How to delete large data of table in SQL without log?
@m-ali answer is right but also keep in mind that logs could grow a lot if you don't commit the transaction after each chunk and perform a checkpoint. This is how I would do it and take this article http://sqlperformance.com/2013/03/io-subsystem/chunk-deletes as reference, with performance tests and graphs:
DECLARE @Deleted_Rows INT;
SET @Deleted_Rows = 1;
WHILE (@Deleted_Rows > 0)
BEGIN
BEGIN TRANSACTION
-- Delete some small number of rows at a time
DELETE TOP (10000) LargeTable
WHERE readTime < dateadd(MONTH,-7,GETDATE())
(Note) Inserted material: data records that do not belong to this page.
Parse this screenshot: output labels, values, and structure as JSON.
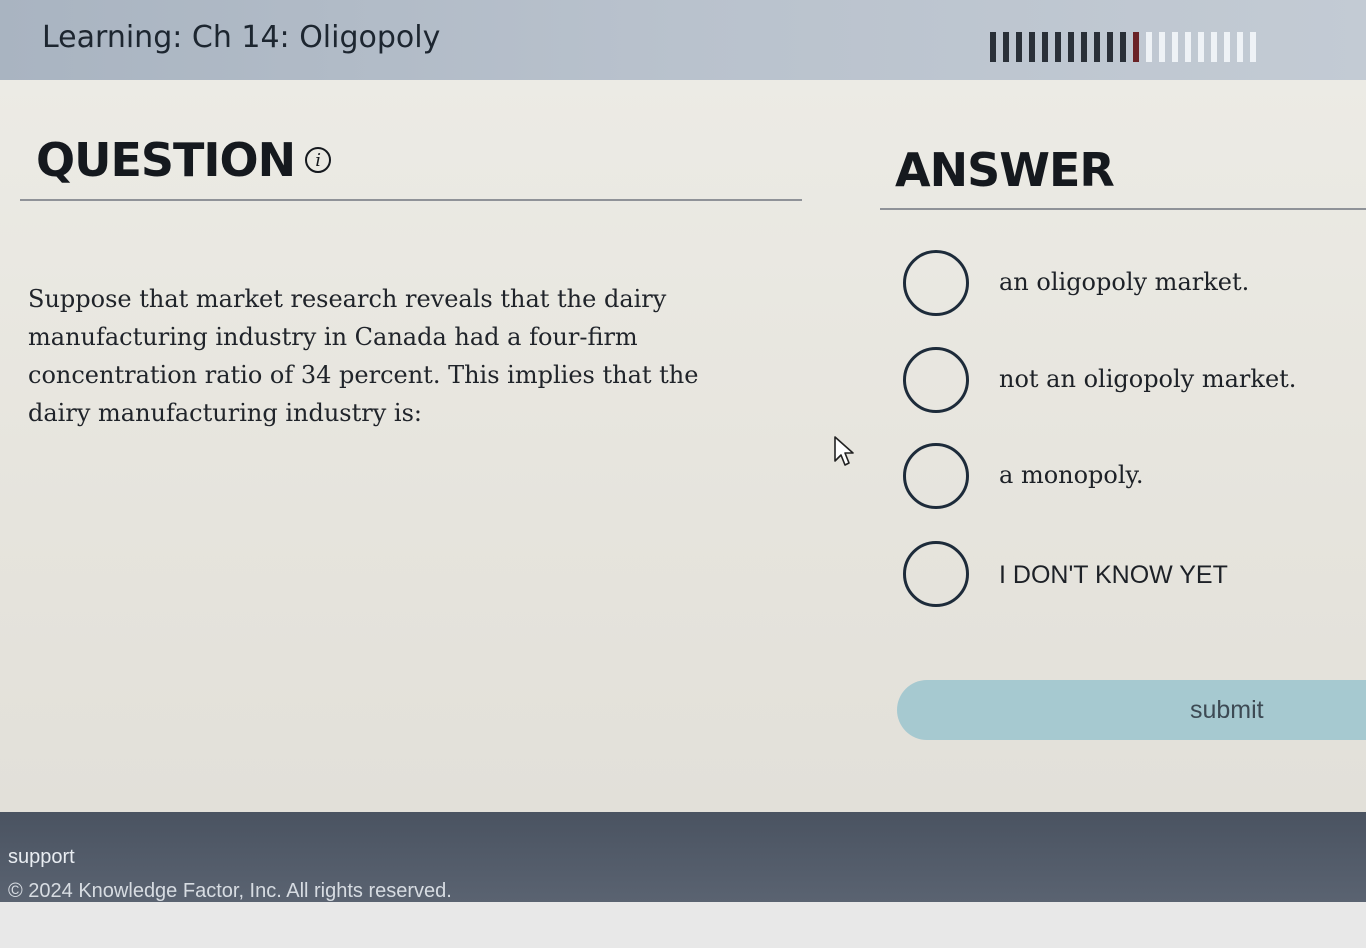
{
  "header": {
    "course_title": "Learning: Ch 14: Oligopoly",
    "progress": {
      "completed": 11,
      "current": 1,
      "remaining": 9
    }
  },
  "question": {
    "heading": "QUESTION",
    "info_icon": "info-icon",
    "text": "Suppose that market research reveals that the dairy manufacturing industry in Canada had a four-firm concentration ratio of 34 percent. This implies that the dairy manufacturing industry is:"
  },
  "answer": {
    "heading": "ANSWER",
    "options": [
      {
        "label": "an oligopoly market."
      },
      {
        "label": "not an oligopoly market."
      },
      {
        "label": "a monopoly."
      },
      {
        "label": "I DON'T KNOW YET"
      }
    ],
    "submit_label": "submit"
  },
  "footer": {
    "support_label": "support",
    "copyright": "© 2024 Knowledge Factor, Inc. All rights reserved."
  },
  "colors": {
    "header_bg": "#b9c2cd",
    "progress_done": "#2a3038",
    "progress_current": "#6a2226",
    "submit_bg": "#a6c9d0",
    "footer_bg": "#4a5361"
  }
}
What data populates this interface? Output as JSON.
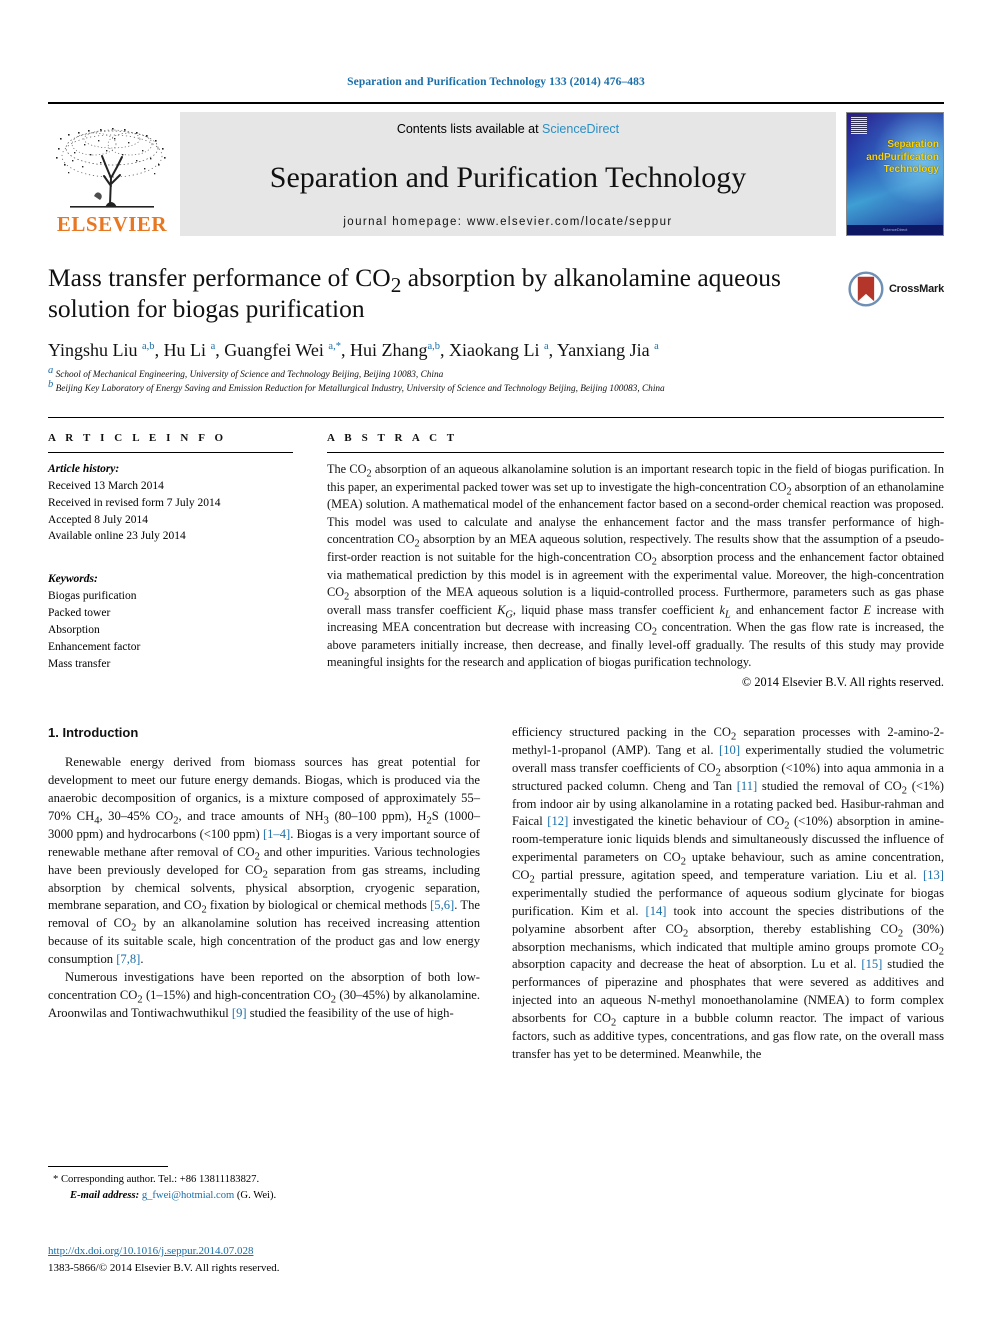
{
  "running_head": "Separation and Purification Technology 133 (2014) 476–483",
  "masthead": {
    "contents_prefix": "Contents lists available at ",
    "sciencedirect": "ScienceDirect",
    "journal_title": "Separation and Purification Technology",
    "homepage": "journal homepage: www.elsevier.com/locate/seppur",
    "publisher": "ELSEVIER",
    "cover_title_line1": "Separation",
    "cover_title_line2": "andPurification",
    "cover_title_line3": "Technology",
    "cover_footer": "ScienceDirect"
  },
  "article": {
    "title_part1": "Mass transfer performance of CO",
    "title_sub1": "2",
    "title_part2": " absorption by alkanolamine aqueous solution for biogas purification",
    "crossmark_label": "CrossMark",
    "authors": [
      {
        "name": "Yingshu Liu ",
        "sup": "a,b",
        "sep": ", "
      },
      {
        "name": "Hu Li ",
        "sup": "a",
        "sep": ", "
      },
      {
        "name": "Guangfei Wei ",
        "sup": "a,*",
        "sep": ", "
      },
      {
        "name": "Hui Zhang",
        "sup": "a,b",
        "sep": ", "
      },
      {
        "name": "Xiaokang Li ",
        "sup": "a",
        "sep": ", "
      },
      {
        "name": "Yanxiang Jia ",
        "sup": "a",
        "sep": ""
      }
    ],
    "affiliations": [
      {
        "sup": "a",
        "text": "School of Mechanical Engineering, University of Science and Technology Beijing, Beijing 10083, China"
      },
      {
        "sup": "b",
        "text": "Beijing Key Laboratory of Energy Saving and Emission Reduction for Metallurgical Industry, University of Science and Technology Beijing, Beijing 100083, China"
      }
    ]
  },
  "article_info": {
    "heading": "A R T I C L E  I N F O",
    "history_label": "Article history:",
    "history": [
      "Received 13 March 2014",
      "Received in revised form 7 July 2014",
      "Accepted 8 July 2014",
      "Available online 23 July 2014"
    ],
    "keywords_label": "Keywords:",
    "keywords": [
      "Biogas purification",
      "Packed tower",
      "Absorption",
      "Enhancement factor",
      "Mass transfer"
    ]
  },
  "abstract": {
    "heading": "A B S T R A C T",
    "copyright": "© 2014 Elsevier B.V. All rights reserved."
  },
  "sections": {
    "intro_heading": "1. Introduction"
  },
  "footnote": {
    "corresponding": "Corresponding author. Tel.: +86 13811183827.",
    "email_label": "E-mail address:",
    "email": "g_fwei@hotmial.com",
    "email_suffix": "(G. Wei)."
  },
  "doc_footer": {
    "doi": "http://dx.doi.org/10.1016/j.seppur.2014.07.028",
    "issn_line": "1383-5866/© 2014 Elsevier B.V. All rights reserved."
  },
  "colors": {
    "link": "#1a6ea8",
    "sciencedirect": "#2a8fc4",
    "elsevier_orange": "#E87722",
    "masthead_bg": "#e6e6e6"
  }
}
SET @Deleted_Rows = @@ROWCOUNT;
COMMIT TRANSACTION
CHECKPOINT -- for simple recovery model
END
You can also use GO + how many times you want to execute the same query.
DELETE TOP (10000) [TARGETDATABASE].[SCHEMA].[TARGETTABLE]
WHERE readTime < dateadd(MONTH,-1,GETDATE());
-- how many times you want the query to repeat
GO 100
@Francisco Goldenstein, just a minor correction. The COMMIT must be used after you set the variable, otherwise the WHILE will be executed just once:
DECLARE @Deleted_Rows INT;
SET @Deleted_Rows = 1;
WHILE (@Deleted_Rows > 0)
BEGIN
BEGIN TRANSACTION
-- Delete some small number of rows at a time
DELETE TOP (10000) LargeTable
WHERE readTime < dateadd(MONTH,-7,GETDATE())
SET @Deleted_Rows = @@ROWCOUNT;
COMMIT TRANSACTION
CHECKPOINT -- for simple recovery model
END
If you are Deleting All the rows in that table the simplest option is to Truncate table, something like
TRUNCATE TABLE LargeTable GO
Truncate table will simply empty the table, you cannot use WHERE clause to limit the rows being deleted and no triggers will be fired.
On the other hand if you are deleting more than 80-90 Percent of the data, say if you have total of 11 million rows and you want to delete 10 million another way would be to Insert these 1 million rows (records you want to keep) to another staging table. Truncate this large table and Insert back these 1 million rows.
Or if permissions/views or other objects which has this large table as their underlying table doesn't get affected by dropping this table, you can get these relatively small amounts of the rows into another table, drop this table and create another table with same schema, and import these rows back into this ex-Large table.
One last option I can think of is to change your database's
Recovery Mode to SIMPLE
and then delete rows in smaller batches using a while loop something like this:DECLARE @Deleted_Rows INT; SET @Deleted_Rows = 1; WHILE (@Deleted_Rows > 0) BEGIN -- Delete some small number of rows at a time DELETE TOP (10000) LargeTable WHERE readTime < dateadd(MONTH,-7,GETDATE()) SET @Deleted_Rows = @@ROWCOUNT; END
and don't forget to change the Recovery mode back to full and I think you have to take a backup to make it fully effective (the change or recovery modes).